Several months ago there had been expectations of a strong rebound in 2024, with forecasts of growth above one percent, but these were dialled back at the start of the year as the economy continued to languish.

‘Germany has fallen behind’

But improving signs have fuelled hopes the lumbering economy — while not about to break into a sprint — may at least be getting back on its feet.

On Wednesday a closely-watched survey from the Ifo institute showed business sentiment rising for a third consecutive month in April, and more strongly than expected.

A key purchasing managers’ index survey this week showed that business activity in Germany had picked up.

And last week the central bank, the Bundesbank, forecast the economy would expand slightly in the first quarter, dodging a recession, after earlier predicting a contraction.

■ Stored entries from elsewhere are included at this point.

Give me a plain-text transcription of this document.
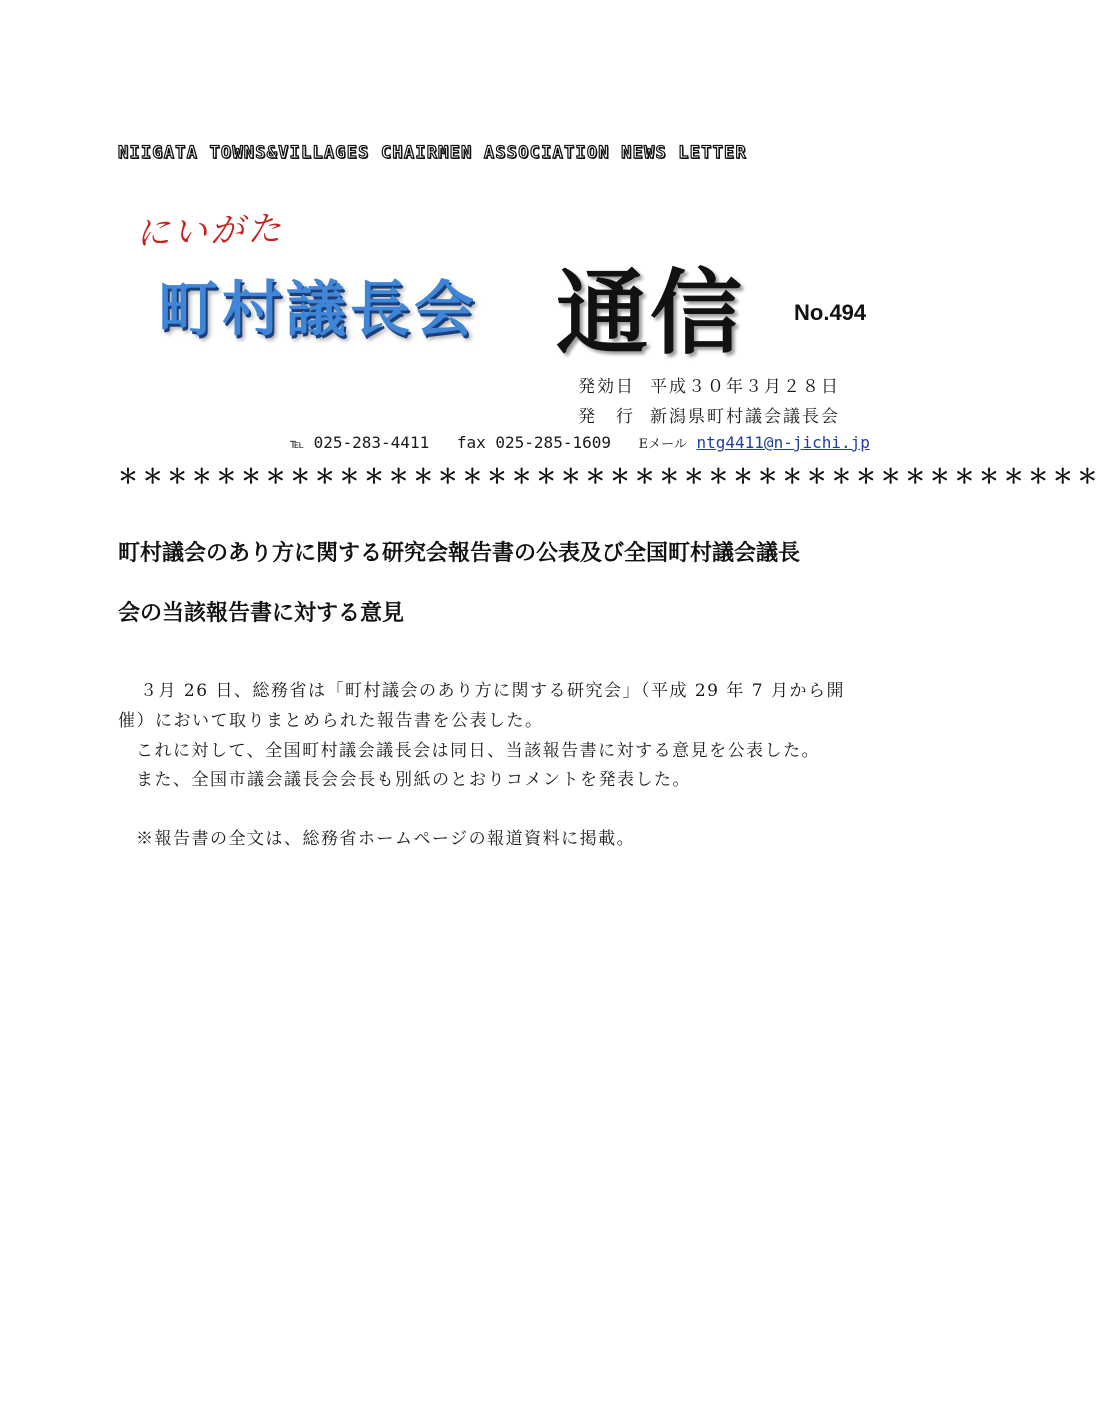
NIIGATA TOWNS&VILLAGES CHAIRMEN ASSOCIATION NEWS LETTER
にいがた
町村議長会 通信 No.494
発効日 平成３０年３月２８日
発　行 新潟県町村議会議長会
℡ 025-283-4411 fax 025-285-1609 Eメール ntg4411@n-jichi.jp
＊＊＊＊＊＊＊＊＊＊＊＊＊＊＊＊＊＊＊＊＊＊＊＊＊＊＊＊＊＊＊＊＊＊＊＊＊＊＊＊
町村議会のあり方に関する研究会報告書の公表及び全国町村議会議長
会の当該報告書に対する意見
３月 26 日、総務省は「町村議会のあり方に関する研究会」（平成 29 年 7 月から開
催）において取りまとめられた報告書を公表した。
これに対して、全国町村議会議長会は同日、当該報告書に対する意見を公表した。
また、全国市議会議長会会長も別紙のとおりコメントを発表した。
※報告書の全文は、総務省ホームページの報道資料に掲載。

German Economics Minister Robert Habeck

Economics Minister Robert Habeck (Greens) presents the latest economic forecasts at a press conference in Berlin on Wednesday, April 24th. Photo: picture alliance/dpa | Michael Kappeler

Despite the economy’s improving prospects, growth of 0.3 percent is still slower than other developed economies and below past rates, and officials fret it is unlikely to pick up fast in the years ahead.

Habeck has repeatedly stressed solutions are needed for deep-rooted problems facing Germany, from an ageing population to labour shortages and a transition towards greener industries that is moving too slowly.

“Germany has fallen behind other countries in terms of competitiveness,” he said. “We still have a lot to do — we have to roll up our sleeves.”

READ ALSO: Which German companies are planning to cut jobs?

Already facing turbulence from pandemic-related supply chain woes, the German economy’s problems deepened dramatically when Russia invaded Ukraine and slashed supplies of gas, hitting the country’s crucial manufacturers hard.

While the energy shock has faded, continued weakness in trading partners such as China, widespread strikes in recent months and higher eurozone interest rates have all prolonged the pain.

The European Central Bank has signalled it could start cutting borrowing costs in June, which would boost the eurozone.

But Habeck stressed that care was still needed as, despite the expectations of imminent easing, “tight monetary policy has not yet been lifted.”

In addition, disagreements in Chancellor Olaf Scholz’s three-party ruling coalition are hindering efforts to reignite growth, critics say.

This week the pro-business FDP party, a coalition partner, faced an angry backlash from Scholz’s SPD when it presented a 12-point plan for an “economic turnaround”, including deep cuts to state benefits.

Christian Lindner, the fiscally hawkish FDP finance minister, welcomed signs of “stabilisation” in the economic forecasts but stressed that projected medium-term growth was “too low to sustainably finance our state”.

“There are no arguments for postponing the economic turnaround,” he added.